In Zeiten der Corona-Krise kann der Apothekenbesuch schnell zum Stimmungskiller werden. Eine erhöhte Ansteckungsgefahr, die anhaltende Maskenpflicht und lange Warteschlangen verursachen bei weiten Teilen der Bevölkerung großes Unbehagen. Wenn dann noch das gewünschte Medikament fehlt, ist die Verärgerung groß.
Erhält man unter diesen Umständen wenigstens eine kostenlose Gratisprobe, hat sich der betriebene Aufwand zumindest etwas gelohnt. Doch dürfen Arzneimittelhersteller Apotheken überhaupt mit Gratisproben versorgen?
Der EuGH entschied (EuGH, Urteil v. 11.06.2020, Az. C-786/18), dass pharmazeutische Unternehmen keine Gratisproben verschreibungspflichtiger Arzneimittel an Apotheken abgeben dürfen.
Das Unionsrecht verbiete es hingegen nicht, Gratismuster nicht verschreibungspflichtiger Arzneimittel an Apotheker abzugeben.
Hintergrund der Entscheidung
Hintergrund der Entscheidung ist ein jahrelanger Rechtsstreit zwischen dem Pharmaunternehmen Novartis und dem Generikahersteller ratiopharm.
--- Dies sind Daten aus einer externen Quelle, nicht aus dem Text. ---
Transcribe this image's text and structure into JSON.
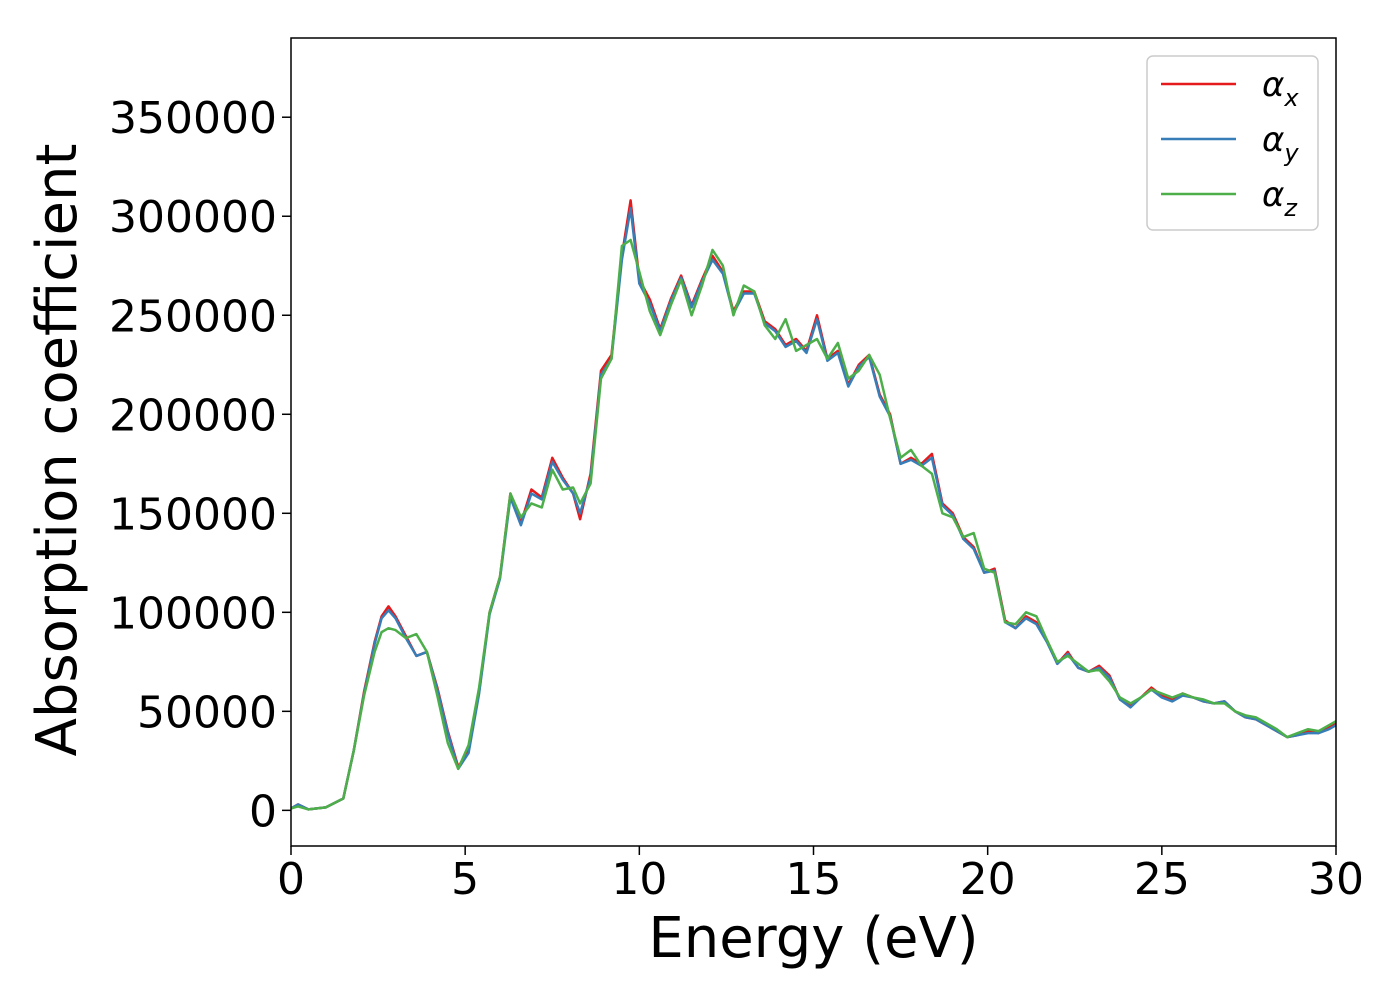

Novartis stellt das Arzneimittel Voltaren Schmerzgel mit dem Wirkstoff Diclofenac her. Ratiopharm gab Gratismuster des Arzneimittels Diclo-ratiopharm-Schmerzgel, das ebenfalls den Wirkstoff Diclofenac enthält, an Apotheker ab. Novartis klagte gegen diese Praxis vor den deutschen Gerichten. Es sah einen Verstoß gegen das Arzneimittelgesetz. Dort seien unter den Personen, an die Gratismuster von Arzneimitteln abgegeben werden dürften, zwar Ärzte, nicht aber Apotheker genannt. Die Abgabe sei daher eine unzulässige Gewährung von Werbegaben.
BGH bat EuGH um Auslegung des EU-Rechts
Der BGH bat in diesem Zusammenhang den EuGH um Auslegung des Gemeinschaftskodexes für Humanarzneimittel (Richtlinie 2001/83/EG). Dieser sollte die Frage klären, ob der Kodex es pharmazeutischen Unternehmen erlaubt, Gratismuster von Arzneimitteln an Apotheker abzugeben.
Gratismuster verschreibungspflichtiger Arzneimittel nur für Ärzte
Der EuGH entschied, dass es Pharmaunternehmen nach dem Kodex nicht erlaubt ist, Gratismuster verschreibungspflichtiger Arzneimittel an Apotheker abzugeben. Nur Ärzte dürften Gratismuster solcher Arzneimittel erhalten. Dies begründete das Gericht damit, dass verschreibungspflichtige Arzneimittel in Anbetracht der mit ihrem Gebrauch verbundenen Gefahr oder der hinsichtlich ihrer Wirkungen bestehenden Unsicherheit nicht ohne ärztliche Überwachung verwendet werden dürften.
Gratismuster nicht verschreibungspflichtiger Arzneimittel auch für Apotheken
Allerdings werde den Apothekern durch den Kodex nicht die Möglichkeit genommen, im Rahmen des nationalen Rechts Gratismuster von nicht verschreibungspflichtigen Arzneimitteln zu erhalten, damit sie sich mit neuen Arzneimitteln vertraut machen und Erfahrungen mit deren Anwendung sammeln können.
Bedeutung des Urteils
Das Urteil sorgt in der Frage, ob Pharmaunternehmen an Apotheken Gratisproben (nicht) verschreibungspflichtiger Arzneimittel abgeben dürfen, für Rechtssicherheit.
Abzuwarten bleibt, ob der Gesetzgeber reagiert. Nach dem deutschen Arzneimittelgesetz dürfen Apotheken keine Gratisproben nicht verschreibungspflichtiger Arzneimittel erhalten. Nun ist klar, dass diese Regelung gegen EU-Recht verstößt. Dieses genießt aber ohnehin so genannten Anwendungsvorrang, sodass eine gesetzliche Neuregelung nicht zwingend erforderlich ist.